Sadly this article in the New York Times reminds me of a curious lesson in technology as well as putting another dent in any desire to return to the Boston area.
The Hilltop Steakhouse in Saugus, MA never represented fine dining. It was one of those curiosities that anyone living in New England in the 70s and 80s had to make a pilgrimage to. I recalled it fondly, and several years ago my wife and I made a stop there for a nostalgic visit during a trip back to Boston. But what justifies this blog entry is not nostalgia but rather an incident that occurred in the days long before the Internet, in the early days of technologies we now take for granted.
Digital Equipment Corporation (DEC) was an early leader in networking, supplying many of the systems used in the Arpanet and engaging in the First World War of networking technology. DEC’s DNA vs. IBM’s SNA. Today’s networking world is still built around evolved versions of the “Ethernet”, which was at the core of DEC’s DNA implementation known as DECnet. So I guess DEC won that war 🙂 DEC, of course, had a connection to the Arpanet (and sending the first known piece of SPAM over same). But the more interesting historical tidbit here is that as part of creating DECnet DEC’s engineering organization networked all its computers into the Engineering Network (ENET). This would eventually go beyond engineering to become the DEC corporate network, and also become the transcontinental backbone of the early Internet.

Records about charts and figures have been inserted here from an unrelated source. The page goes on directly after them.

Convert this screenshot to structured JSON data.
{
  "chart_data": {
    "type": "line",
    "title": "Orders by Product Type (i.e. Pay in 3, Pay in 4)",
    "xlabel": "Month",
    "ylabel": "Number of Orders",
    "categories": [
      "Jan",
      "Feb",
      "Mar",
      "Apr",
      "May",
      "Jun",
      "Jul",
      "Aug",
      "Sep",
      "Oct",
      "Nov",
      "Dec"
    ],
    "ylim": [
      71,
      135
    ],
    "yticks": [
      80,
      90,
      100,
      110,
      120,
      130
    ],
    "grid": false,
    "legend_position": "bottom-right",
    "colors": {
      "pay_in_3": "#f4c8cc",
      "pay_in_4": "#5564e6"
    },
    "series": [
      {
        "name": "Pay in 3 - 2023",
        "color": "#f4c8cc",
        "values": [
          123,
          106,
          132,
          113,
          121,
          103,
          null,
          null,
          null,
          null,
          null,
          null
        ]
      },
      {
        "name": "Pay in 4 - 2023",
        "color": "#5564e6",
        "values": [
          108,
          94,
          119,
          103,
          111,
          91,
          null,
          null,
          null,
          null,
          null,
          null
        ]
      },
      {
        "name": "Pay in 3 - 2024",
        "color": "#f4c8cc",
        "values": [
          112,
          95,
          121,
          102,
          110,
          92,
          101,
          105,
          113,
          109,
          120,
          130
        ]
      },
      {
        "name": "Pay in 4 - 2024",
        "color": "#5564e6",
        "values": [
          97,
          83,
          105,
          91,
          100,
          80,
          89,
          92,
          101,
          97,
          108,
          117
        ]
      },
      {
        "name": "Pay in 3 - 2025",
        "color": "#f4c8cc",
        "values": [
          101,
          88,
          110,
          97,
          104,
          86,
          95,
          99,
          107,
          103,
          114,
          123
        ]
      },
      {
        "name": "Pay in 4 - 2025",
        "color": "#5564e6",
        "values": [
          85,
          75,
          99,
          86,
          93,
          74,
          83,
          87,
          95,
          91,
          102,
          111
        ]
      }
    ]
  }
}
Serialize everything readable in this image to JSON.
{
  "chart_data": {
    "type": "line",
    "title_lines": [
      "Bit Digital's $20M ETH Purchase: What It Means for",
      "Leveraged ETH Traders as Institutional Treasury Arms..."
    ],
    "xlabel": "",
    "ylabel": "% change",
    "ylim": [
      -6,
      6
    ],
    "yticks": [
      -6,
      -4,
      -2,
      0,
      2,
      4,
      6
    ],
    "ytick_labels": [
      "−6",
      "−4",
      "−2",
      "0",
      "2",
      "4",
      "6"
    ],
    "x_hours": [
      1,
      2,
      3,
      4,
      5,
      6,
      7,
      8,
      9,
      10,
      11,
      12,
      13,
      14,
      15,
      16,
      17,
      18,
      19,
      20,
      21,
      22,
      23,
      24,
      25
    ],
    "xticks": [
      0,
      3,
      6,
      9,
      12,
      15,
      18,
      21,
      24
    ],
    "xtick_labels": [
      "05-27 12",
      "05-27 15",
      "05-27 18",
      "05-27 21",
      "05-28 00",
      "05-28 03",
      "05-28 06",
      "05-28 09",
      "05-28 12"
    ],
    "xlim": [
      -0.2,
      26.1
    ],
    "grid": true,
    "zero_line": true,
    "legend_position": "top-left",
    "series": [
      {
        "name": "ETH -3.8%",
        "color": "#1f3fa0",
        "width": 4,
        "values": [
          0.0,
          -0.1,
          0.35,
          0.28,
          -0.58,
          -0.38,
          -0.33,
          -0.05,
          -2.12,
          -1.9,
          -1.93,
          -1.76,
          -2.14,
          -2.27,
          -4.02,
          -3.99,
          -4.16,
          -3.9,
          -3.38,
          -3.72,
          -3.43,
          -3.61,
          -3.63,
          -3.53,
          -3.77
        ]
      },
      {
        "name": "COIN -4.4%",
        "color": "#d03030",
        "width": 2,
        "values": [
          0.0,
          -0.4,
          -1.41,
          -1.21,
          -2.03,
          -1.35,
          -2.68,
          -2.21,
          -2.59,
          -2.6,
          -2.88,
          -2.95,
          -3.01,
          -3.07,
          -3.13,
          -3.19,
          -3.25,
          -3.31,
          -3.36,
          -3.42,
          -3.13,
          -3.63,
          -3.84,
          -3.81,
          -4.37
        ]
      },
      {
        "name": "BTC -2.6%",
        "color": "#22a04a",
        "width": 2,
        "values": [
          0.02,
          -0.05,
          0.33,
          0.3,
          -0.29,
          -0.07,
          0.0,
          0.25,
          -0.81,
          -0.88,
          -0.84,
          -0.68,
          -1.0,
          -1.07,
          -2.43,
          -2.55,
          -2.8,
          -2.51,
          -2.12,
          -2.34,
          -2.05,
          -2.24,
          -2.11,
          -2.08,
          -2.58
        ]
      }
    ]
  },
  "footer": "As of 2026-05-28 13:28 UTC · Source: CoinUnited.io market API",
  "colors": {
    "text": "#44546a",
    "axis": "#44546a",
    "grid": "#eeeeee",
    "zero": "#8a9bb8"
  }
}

The early email systems were emerging at the same time, initially being used between users of the same timesharing systems and later being connected via the Mail-11 networking protocol (which came out of the Mail program for RSX-11, my rusty brain is telling me). I don’t recall Mail-11 being official at the time, but the protocol was implemented across DEC’s products so we had it on TOPS-20 as well. It was interesting watching social behaviors change as email became available to a wider and wider audience. We went from merely exchanging work items like “I checked in that device driver” to saying “Want to go check out the old computers (soon to be Computer Museum) in MK2?”. Yeah, seems kinda pedestrian in this day and age but try telling that to people outside the industry who still had no exposure to computers other than TV’s portrayal of endlessly spinning tape drives.
And then one day a mail message went out to everyone on the Engineering Network. It went something like “Dinner at Hilltop at 6:00”. No I don’t recall the exact wording. Or who sent it. Or if it really was to all of Engineering (which was at least 1000 people at that point) or had just been forwarded around so much that everyone got it. But at the appointed time a significant number of DEC engineers found themselves standing in line outside the Hilltop Steakhouse in Saugus.
So the first mass emailing that I recall was not about company benefits, nor an invitation to a meeting, nor any official use of a large network. It was to organize a flash mob.
I guess since no one is commenting, I’ll say please continue to post these kinds of posts as I wasn’t at DEC as early as you.